Intanto, con una ventina tra condoni e sanatorie fiscali dall’inizio della legislatura, continuano ad ammiccare agli evasori mentre spacciano due spicci in più in busta paga per taglio delle tasse a chi paga fino all’ultimo centesimo sui redditi regolarmente dichiarati.
Per ripristinare i vitalizi d’oro agli ex senatori, aumentare i rimborsi ai ministri e sottosegretari non parlamentari, invece, la coperta non è mai troppo corta. Procede spedita anche la riforma costituzionale per la separazione delle carriere dei magistrati. Che secondo il ministro Nordio non mette in discussione l’indipendenza delle toghe. Ma dovrebbe spiegarlo al capogruppo di FdI al Senato, Malan, che pochi giorni fa è arrivato a mettere in discussione (prima della retromarcia di rito) perfino l’obbligatorietà dell’azione penale. Cioè il potenziale traguardo finale di una riforma che rischia di essere l’anticamera del guinzaglio del governo ai pubblici ministeri.

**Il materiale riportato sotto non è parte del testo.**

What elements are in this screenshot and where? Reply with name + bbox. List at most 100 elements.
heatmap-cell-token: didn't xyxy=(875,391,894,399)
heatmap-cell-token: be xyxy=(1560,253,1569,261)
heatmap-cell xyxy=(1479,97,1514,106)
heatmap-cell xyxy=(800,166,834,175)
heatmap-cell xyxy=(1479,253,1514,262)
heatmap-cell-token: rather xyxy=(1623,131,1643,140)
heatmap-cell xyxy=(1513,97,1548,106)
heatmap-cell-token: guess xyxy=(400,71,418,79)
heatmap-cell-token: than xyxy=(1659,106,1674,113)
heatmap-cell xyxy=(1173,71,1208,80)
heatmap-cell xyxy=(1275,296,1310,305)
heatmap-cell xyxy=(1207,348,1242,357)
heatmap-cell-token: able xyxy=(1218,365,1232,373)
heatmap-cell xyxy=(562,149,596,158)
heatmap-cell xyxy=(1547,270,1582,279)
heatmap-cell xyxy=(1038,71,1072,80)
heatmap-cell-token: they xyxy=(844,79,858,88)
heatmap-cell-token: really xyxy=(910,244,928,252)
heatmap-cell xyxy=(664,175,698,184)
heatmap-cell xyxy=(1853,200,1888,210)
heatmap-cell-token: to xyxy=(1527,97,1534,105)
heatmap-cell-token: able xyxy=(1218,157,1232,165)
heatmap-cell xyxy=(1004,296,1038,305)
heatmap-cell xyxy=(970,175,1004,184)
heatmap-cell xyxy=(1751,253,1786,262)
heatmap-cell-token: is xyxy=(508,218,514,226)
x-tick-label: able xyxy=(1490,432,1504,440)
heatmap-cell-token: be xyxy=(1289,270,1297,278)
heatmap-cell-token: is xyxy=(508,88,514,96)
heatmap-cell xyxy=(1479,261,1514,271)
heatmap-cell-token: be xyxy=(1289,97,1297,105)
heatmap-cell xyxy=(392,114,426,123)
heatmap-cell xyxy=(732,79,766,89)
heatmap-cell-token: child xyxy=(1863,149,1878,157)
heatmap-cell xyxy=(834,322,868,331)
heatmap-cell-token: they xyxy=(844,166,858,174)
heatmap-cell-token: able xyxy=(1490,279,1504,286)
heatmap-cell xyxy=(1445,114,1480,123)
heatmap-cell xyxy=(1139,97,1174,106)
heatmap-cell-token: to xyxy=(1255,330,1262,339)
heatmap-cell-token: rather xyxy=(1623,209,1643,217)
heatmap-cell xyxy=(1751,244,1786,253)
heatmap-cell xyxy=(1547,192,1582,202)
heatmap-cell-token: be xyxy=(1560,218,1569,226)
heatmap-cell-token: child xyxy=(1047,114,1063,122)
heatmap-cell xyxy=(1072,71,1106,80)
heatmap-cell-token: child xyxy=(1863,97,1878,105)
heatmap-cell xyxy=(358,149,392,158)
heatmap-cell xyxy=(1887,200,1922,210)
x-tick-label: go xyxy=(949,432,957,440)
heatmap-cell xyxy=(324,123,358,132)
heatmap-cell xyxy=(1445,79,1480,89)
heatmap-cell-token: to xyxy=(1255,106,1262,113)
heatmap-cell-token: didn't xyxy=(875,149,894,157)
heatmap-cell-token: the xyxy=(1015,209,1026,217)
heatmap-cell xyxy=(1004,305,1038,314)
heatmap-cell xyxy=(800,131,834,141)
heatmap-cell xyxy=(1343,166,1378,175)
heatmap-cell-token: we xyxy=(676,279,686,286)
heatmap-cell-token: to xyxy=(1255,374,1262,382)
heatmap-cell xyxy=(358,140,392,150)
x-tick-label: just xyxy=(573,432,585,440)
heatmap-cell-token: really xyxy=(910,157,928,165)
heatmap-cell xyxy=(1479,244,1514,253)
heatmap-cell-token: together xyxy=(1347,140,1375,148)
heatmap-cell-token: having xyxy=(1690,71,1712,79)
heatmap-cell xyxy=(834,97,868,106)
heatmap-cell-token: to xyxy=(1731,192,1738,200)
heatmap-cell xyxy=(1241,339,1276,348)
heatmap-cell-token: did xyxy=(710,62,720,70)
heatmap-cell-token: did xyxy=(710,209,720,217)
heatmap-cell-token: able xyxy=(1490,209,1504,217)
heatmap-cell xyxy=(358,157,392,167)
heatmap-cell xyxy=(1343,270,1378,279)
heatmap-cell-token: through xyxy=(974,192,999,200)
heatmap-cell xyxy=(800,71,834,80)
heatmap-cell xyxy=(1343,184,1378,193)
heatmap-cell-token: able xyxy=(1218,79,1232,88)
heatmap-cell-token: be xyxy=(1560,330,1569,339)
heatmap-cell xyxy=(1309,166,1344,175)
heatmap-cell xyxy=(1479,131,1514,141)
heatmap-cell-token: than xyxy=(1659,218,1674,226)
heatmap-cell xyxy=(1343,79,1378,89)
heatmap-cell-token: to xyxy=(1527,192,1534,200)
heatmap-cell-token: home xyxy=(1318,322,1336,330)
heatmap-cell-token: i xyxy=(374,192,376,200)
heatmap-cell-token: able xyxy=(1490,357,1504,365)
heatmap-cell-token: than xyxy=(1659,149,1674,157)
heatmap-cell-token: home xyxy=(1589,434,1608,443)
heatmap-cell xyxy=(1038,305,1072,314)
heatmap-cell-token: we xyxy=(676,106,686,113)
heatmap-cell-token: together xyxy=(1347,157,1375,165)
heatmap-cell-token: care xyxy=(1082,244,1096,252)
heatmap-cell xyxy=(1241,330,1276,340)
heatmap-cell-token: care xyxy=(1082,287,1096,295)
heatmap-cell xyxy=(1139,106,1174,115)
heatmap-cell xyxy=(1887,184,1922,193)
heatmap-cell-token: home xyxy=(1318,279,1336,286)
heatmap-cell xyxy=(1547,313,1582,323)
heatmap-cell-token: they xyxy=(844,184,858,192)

Ma non finisce qui. L’ultimo affondo arriva con una doppietta firmata Forza Italia. Che propone l’istituzione di una commissione parlamentare d’inchiesta per processare la magistratura e il ripristino della vecchia immunità parlamentare, abolita nel 1993 sull’onda di Mani Pulite, per tornare all’autorizzazione a procedere – oggi richiesta solo per arrestare, intercettare e perquisire gli eletti del popolo – per indagare deputati e senatori. E poi il problema sarebbero le toghe, mica il partito dell’impunità che spopola in Parlamento!